AG-Zuschuss — Arbeitgeberzuschuss

Pflichtzuschuss von 15 % auf jede Entgeltumwandlung, soweit der Arbeitgeber dadurch Sozialversicherungsbeiträge spart (§ 1a Abs. 1a BetrAVG). Seit 2022 für alle bAV-Verträge — auch Bestandsverträge. Der Zuschuss wird zusätzlich zur Umwandlung in den Vertrag eingezahlt.

Direktversicherung

Häufigster Durchführungsweg der bAV. Der Arbeitgeber schließt eine Lebens- oder Rentenversicherung auf das Leben des Mitarbeitenden ab. Beiträge bis 4 % der BBG sind steuer- und sozialversicherungsfrei (§ 3 Nr. 63 EStG), weitere 4 % nur steuerfrei. Einfach in der Verwaltung und für KMU besonders geeignet.

Pensionskasse

Eigenständige rechtsfähige Versorgungseinrichtung, die ausschließlich der bAV dient. Steuerlich behandelt wie die Direktversicherung (§ 3 Nr. 63 EStG). Wird oft branchenübergreifend organisiert — bekannte Beispiele sind MetallRente, ChemiePension, KlinikRente.

Unterstützungskasse

Rechtlich selbständige Versorgungseinrichtung ohne Rechtsanspruch der Mitarbeitenden. Beim Arbeitgeber bilanzneutral (Auslagerung an die Kasse). Geeignet für höhere Beiträge oberhalb der § 3 Nr. 63 EStG-Grenzen — typischerweise für Führungskräfte und Geschäftsführer.

Pensionszusage (Direktzusage)

Der Arbeitgeber sagt die Versorgung direkt zu und bildet dafür Pensionsrückstellungen in der Bilanz (§ 6a EStG).
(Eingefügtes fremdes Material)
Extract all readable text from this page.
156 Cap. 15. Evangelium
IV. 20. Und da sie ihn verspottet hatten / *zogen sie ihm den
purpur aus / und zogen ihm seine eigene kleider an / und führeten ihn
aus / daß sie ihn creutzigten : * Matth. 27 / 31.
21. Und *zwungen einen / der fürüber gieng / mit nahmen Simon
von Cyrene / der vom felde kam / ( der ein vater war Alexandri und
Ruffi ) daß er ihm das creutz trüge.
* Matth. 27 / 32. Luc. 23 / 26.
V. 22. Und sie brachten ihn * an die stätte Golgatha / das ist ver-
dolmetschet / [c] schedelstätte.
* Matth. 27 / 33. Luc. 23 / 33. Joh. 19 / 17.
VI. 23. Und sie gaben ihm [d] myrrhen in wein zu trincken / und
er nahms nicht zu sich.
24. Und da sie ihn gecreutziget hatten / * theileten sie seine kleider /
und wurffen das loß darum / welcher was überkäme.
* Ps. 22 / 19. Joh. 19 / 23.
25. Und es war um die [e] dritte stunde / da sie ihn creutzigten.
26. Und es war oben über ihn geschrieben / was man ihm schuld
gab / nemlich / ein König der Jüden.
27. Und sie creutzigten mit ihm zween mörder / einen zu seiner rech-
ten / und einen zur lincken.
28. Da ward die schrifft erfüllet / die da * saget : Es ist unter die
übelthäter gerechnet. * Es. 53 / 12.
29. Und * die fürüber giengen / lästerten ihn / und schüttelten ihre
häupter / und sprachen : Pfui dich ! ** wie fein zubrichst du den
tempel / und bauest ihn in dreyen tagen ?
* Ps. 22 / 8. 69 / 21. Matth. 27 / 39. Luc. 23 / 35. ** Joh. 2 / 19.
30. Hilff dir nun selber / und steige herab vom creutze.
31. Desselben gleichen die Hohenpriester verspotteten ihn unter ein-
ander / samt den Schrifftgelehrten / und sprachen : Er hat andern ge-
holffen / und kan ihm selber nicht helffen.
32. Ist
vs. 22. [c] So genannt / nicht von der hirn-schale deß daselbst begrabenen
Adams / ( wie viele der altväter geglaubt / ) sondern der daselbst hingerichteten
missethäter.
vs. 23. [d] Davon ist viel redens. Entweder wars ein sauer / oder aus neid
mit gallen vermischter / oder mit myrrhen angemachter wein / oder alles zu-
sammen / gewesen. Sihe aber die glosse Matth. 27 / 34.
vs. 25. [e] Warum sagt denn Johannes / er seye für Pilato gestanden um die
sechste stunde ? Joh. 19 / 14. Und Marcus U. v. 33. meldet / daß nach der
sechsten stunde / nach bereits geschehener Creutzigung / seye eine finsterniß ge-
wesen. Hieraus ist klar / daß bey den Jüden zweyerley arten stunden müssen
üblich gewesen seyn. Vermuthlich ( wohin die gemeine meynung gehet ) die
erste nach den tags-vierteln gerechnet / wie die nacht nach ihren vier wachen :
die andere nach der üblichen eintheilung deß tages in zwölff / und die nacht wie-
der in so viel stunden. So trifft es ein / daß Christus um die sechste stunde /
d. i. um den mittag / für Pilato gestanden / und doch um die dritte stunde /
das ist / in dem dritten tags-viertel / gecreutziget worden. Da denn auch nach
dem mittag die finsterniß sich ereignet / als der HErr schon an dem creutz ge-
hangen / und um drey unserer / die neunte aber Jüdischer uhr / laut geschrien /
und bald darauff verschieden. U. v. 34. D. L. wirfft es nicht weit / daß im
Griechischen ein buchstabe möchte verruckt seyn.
Rückdeckung über eine separate Lebensversicherung üblich. Häufig bei Geschäftsführern und leitenden Angestellten — bilanzielle Auswirkungen müssen sorgfältig beachtet werden.

BBG — Beitragsbemessungsgrenze

Obergrenze für die Beitragsberechnung in der gesetzlichen Sozialversicherung. Für die bAV relevant: 4 % der BBG (DRV West) sind sozialversicherungs- und steuerfrei. Wert 2026: ca. 96.600 € jährlich (BBG West) → 4 % entspricht etwa 322 €/Monat steuer- und sv-frei, weitere 4 % nur steuerfrei (§ 3 Nr. 63 EStG).

PSV — Pensions-Sicherungs-Verein

Sichert Betriebsrentenansprüche im Insolvenzfall des Arbeitgebers ab — verpflichtend für Pensionszusage, Unterstützungskasse und unter bestimmten Bedingungen auch für Pensionsfonds. Direktversicherung und Pensionskasse sind regelmäßig nicht PSV-pflichtig. Beitragspflicht ab Insolvenzschutzbedarf.

Unverfallbarkeit

Ein Anspruch auf bAV bleibt auch bei Arbeitgeberwechsel erhalten. Seit 2009 sind durch Entgeltumwandlung finanzierte Anwartschaften sofort unverfallbar (§ 1b BetrAVG). Arbeitgeberfinanzierte Anwartschaften sind nach 3 Jahren Zusage und ab 21 Jahren Lebensalter unverfallbar.

bKV — Betriebliche Krankenversicherung

Vom Arbeitgeber finanzierte Zusatzkrankenversicherung für die Belegschaft. Häufig als Sachbezug (50 € pro Monat steuerfrei nach § 8 Abs. 2 EStG) ausgestaltet. Verbessert die Versorgung der Mitarbeitenden ohne Lohnnebenkosten und stärkt die Mitarbeiterbindung.